À quelques jours de l’arrêt en appel, Marine Le Pen affirme ne pas craindre le verdict. Mais elle prévient qu’une campagne sous bracelet électronique serait impossible.

Image d'une balance de justice sur un bureau en bois dans une salle d'audience.
Image d'illustration. Balance de justice sur un bureau en bois — ADN

En bref

  • Verdict en appel attendu le 7 juillet
  • Le Pen refuse l’idée d’une campagne sous bracelet
  • Jordan Bardella reste l’option de secours

Même si elle restait juridiquement en course, Marine Le Pen affirme qu’une campagne présidentielle sous bracelet électronique ne serait pas tenable. À six jours de l’arrêt attendu en appel, la dirigeante du Rassemblement national a répété sur LCI qu’elle ne craignait pas la décision, mais elle a fixé une limite nette à sa propre candidature.

Une candidature suspendue à la décision du 7 juillet

Le rendez-vous du 7 juillet 2026 pèse lourd. La cour d’appel doit dire si Marine Le Pen peut encore espérer se présenter à la prochaine présidentielle.

En première instance, elle a été condamnée dans l’affaire des assistants parlementaires européens du Front national, ancien nom du RN, à cinq ans d’inéligibilité avec exécution immédiate. Si cette peine est confirmée, sa quatrième candidature à l’Elysée devient impossible.

Pour rester dans la course, il faudrait une peine ramenée à deux ans d’inéligibilité ou moins. C’est le point décisif.

Le bracelet électronique, ligne rouge affichée par Marine Le Pen

L’autre enjeu est plus concret. Marine Le Pen encourt aussi quatre ans de prison, dont un an ferme sous bracelet électronique.

Et pour elle, cela change tout. Elle a expliqué qu’une candidature autorisée sur le papier, mais empêchée dans les faits, ne serait pas possible. Elle a aussi insisté sur la liberté de mouvement qu’exige une campagne, avec des déplacements, des meetings ou des marchés, sans dépendre d’une autorisation d’un magistrat.

Elle a résumé sa position avec une formule très directe, « quand on est un candidat à la présidentielle, il faut être totalement libre de ses mouvements ».
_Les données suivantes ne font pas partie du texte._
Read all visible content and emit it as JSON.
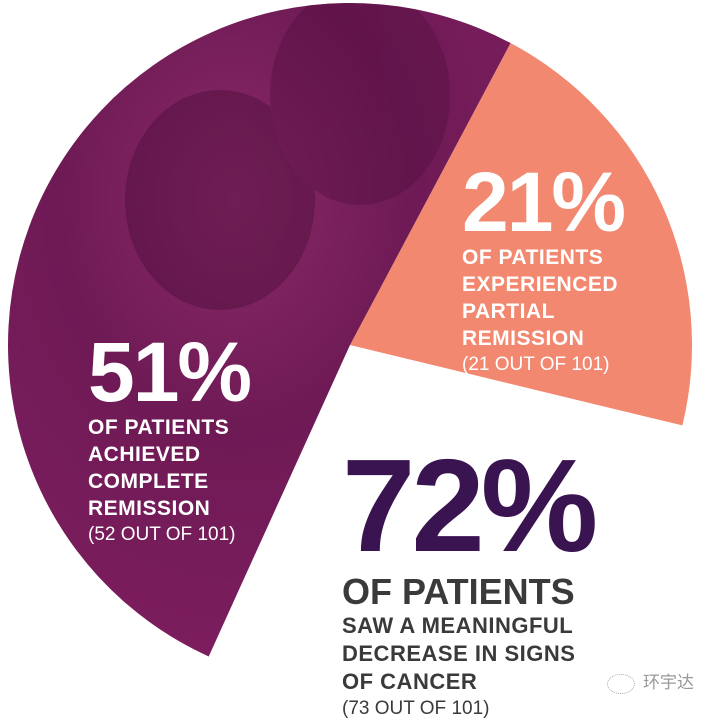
{
  "chart_data": {
    "type": "pie",
    "slices": [
      {
        "label": "OF PATIENTS ACHIEVED COMPLETE REMISSION",
        "value": 51,
        "count": "(52 OUT OF 101)",
        "color": "#7a1b5c"
      },
      {
        "label": "OF PATIENTS EXPERIENCED PARTIAL REMISSION",
        "value": 21,
        "count": "(21 OUT OF 101)",
        "color": "#f28870"
      }
    ],
    "background_photo": "couple embracing, purple duotone"
  },
  "labels": {
    "complete": {
      "pct": "51%",
      "lines": [
        "OF PATIENTS",
        "ACHIEVED",
        "COMPLETE",
        "REMISSION"
      ],
      "count": "(52 OUT OF 101)"
    },
    "partial": {
      "pct": "21%",
      "lines": [
        "OF PATIENTS",
        "EXPERIENCED",
        "PARTIAL",
        "REMISSION"
      ],
      "count": "(21 OUT OF 101)"
    },
    "meaningful": {
      "pct": "72%",
      "head": "OF PATIENTS",
      "lines": [
        "SAW A MEANINGFUL",
        "DECREASE IN SIGNS",
        "OF CANCER"
      ],
      "count": "(73 OUT OF 101)",
      "color": "#3a1450"
    }
  },
  "watermark": {
    "icon": "wechat-icon",
    "text": "环宇达"
  }
}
Jordan Bardella, solution de repli mais pas sans fragilités

Si Marine Le Pen ne peut pas concourir, le RN a déjà son nom. Jordan Bardella, président du parti, porterait alors les couleurs du mouvement.

Mais ce scénario n’est pas sans accroc. Jordan Bardella est lui aussi visé par des soupçons d’emploi fictif et de dépenses irrégulières à Bruxelles. Une nouvelle plainte a été déposée cette semaine et des perquisitions ont eu lieu dans plusieurs pays. Marine Le Pen dit ne plus croire au hasard quand ces procédures surgissent à moins d’un an de la présidentielle.

Elle a aussi pris sa défense sur un terrain plus personnel, en demandant qu’on lui laisse de l’espace au sujet de sa relation avec la princesse Maria Carolina de Bourbon des Deux-Siciles.

Une défense politique et personnelle avant le verdict

Sur la forme, Marine Le Pen affiche une vraie fermeté. Elle se dit « calme et sereine », affirme ne pas avoir peur et assure qu’elle continuera son combat politique quoi qu’il arrive.

Elle dit aussi mesurer le poids qui repose sur les magistrats. Puis elle ajoute une autre idée, plus politique, en jurant qu’elle ne se verrait jamais en tutrice de Jordan Bardella. Là encore, le message est clair. Elle assure qu’elle lui laisserait une liberté totale, en rappelant qu’elle-même avait dû composer avec un père, Jean-Marie Le Pen, resté très présent dans ses décisions il y a quinze ans.

Le verdict dira donc plus qu’une peine. Il dira qui, au RN, peut réellement entrer en campagne.